C’est toujours la même chose : avec 13 % des suffrages exprimés, FO serait « le grand vainqueur » (voir la presse) des élections professionnelles. Sauf qu’avec une abstention s’élevant, dans l’enseignement public,  à 58 %, 13 % ne font plus qu’environ 8 % du corps professoral. Une interprétation tendancieuse des résultats électoraux qui n’est pas sans rappeler la promotion médiatique des dernières élections européennes attribuant au  FN le titre de premier parti de France. Dans les deux cas - élections politiques, élections professionnelles – c’est bien le pourcentage d’abstention qui fait problème.

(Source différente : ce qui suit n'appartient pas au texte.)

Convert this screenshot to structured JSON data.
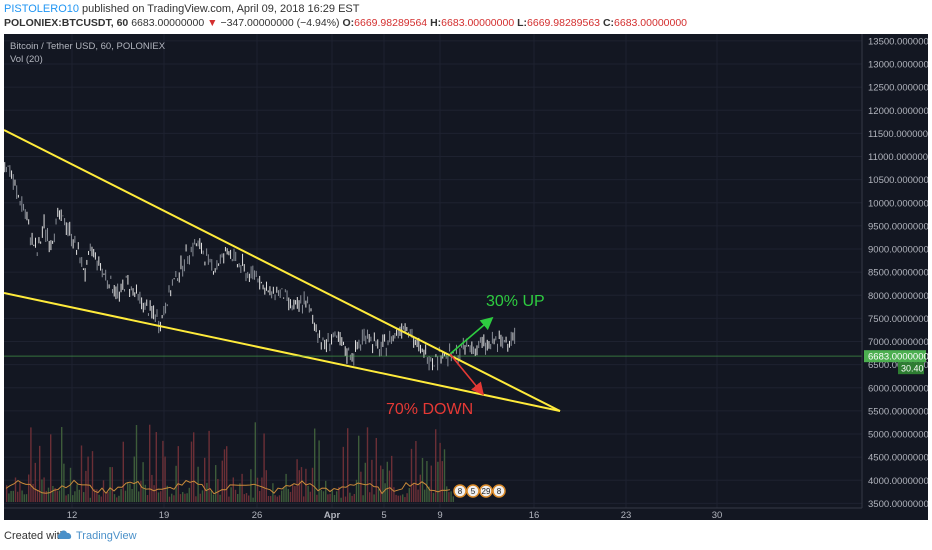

Qu’une partie des enseignants ait toujours partagé, sur leur métier et le système éducatif, les vues les plus réactionnaires n’est malheureusement pas une chose nouvelle. Point n’était besoin de l’appel du collectif Racine à voter Snalc et FO pour le comprendre : l’incapacité à concevoir l’enseignement autrement que sous la forme d’une transmission mécanique, qui tourne à vide, de prétendus savoirs disciplinaires, le refus de la pédagogie, la préférence pour le redoublement et sa conséquence l’orientation précoce, la crispation sur un statut obsolète, la nostalgie affichée pour l’autorité perdue et plus généralement pour l’école du passé, parée de toutes les vertus, tout cela se retrouve en commun à droite et à l’extrême-droite de l’échiquier politique ainsi que dans une certaine fraction du corps enseignant. Mais une fraction de quelle importance ?

Reste que, sur le fond, c’est bien la pusillanimité du gouvernement qui fait problème : arrivé à mi-mandat de la législature, il faut bien reconnaître qu’on n’est guère plus avancé qu’au début. Les timides velléités repérées ces dernières semaines sur l’évaluation, que va-t-il vraiment en rester lorsqu’il s’agira de prendre des décisions ? Et pourtant le temps presse : car si la gauche s’est toujours montrée floue et ambigüe en matière d’éducation – comme dans bien d’autres domaines – la droite, n’éprouve quant à elle aucun genre de scrupules en la matière. Et puisqu’il est manifeste que la politique éducative brutale de Sarkozy n’avait pas que des adversaires dans le milieu enseignant (cf la passivité, la complaisance, qui avaient accueilli la suppression du samedi matin en primaire), on se demande bien dans ces conditions, pourquoi le présent gouvernement refuse, lui, de mettre en œuvre une véritable rénovation (la « refondation », c’était pour amuser la galerie…) avec ceux des profs qui l’appellent de leurs vœux depuis tant d’années.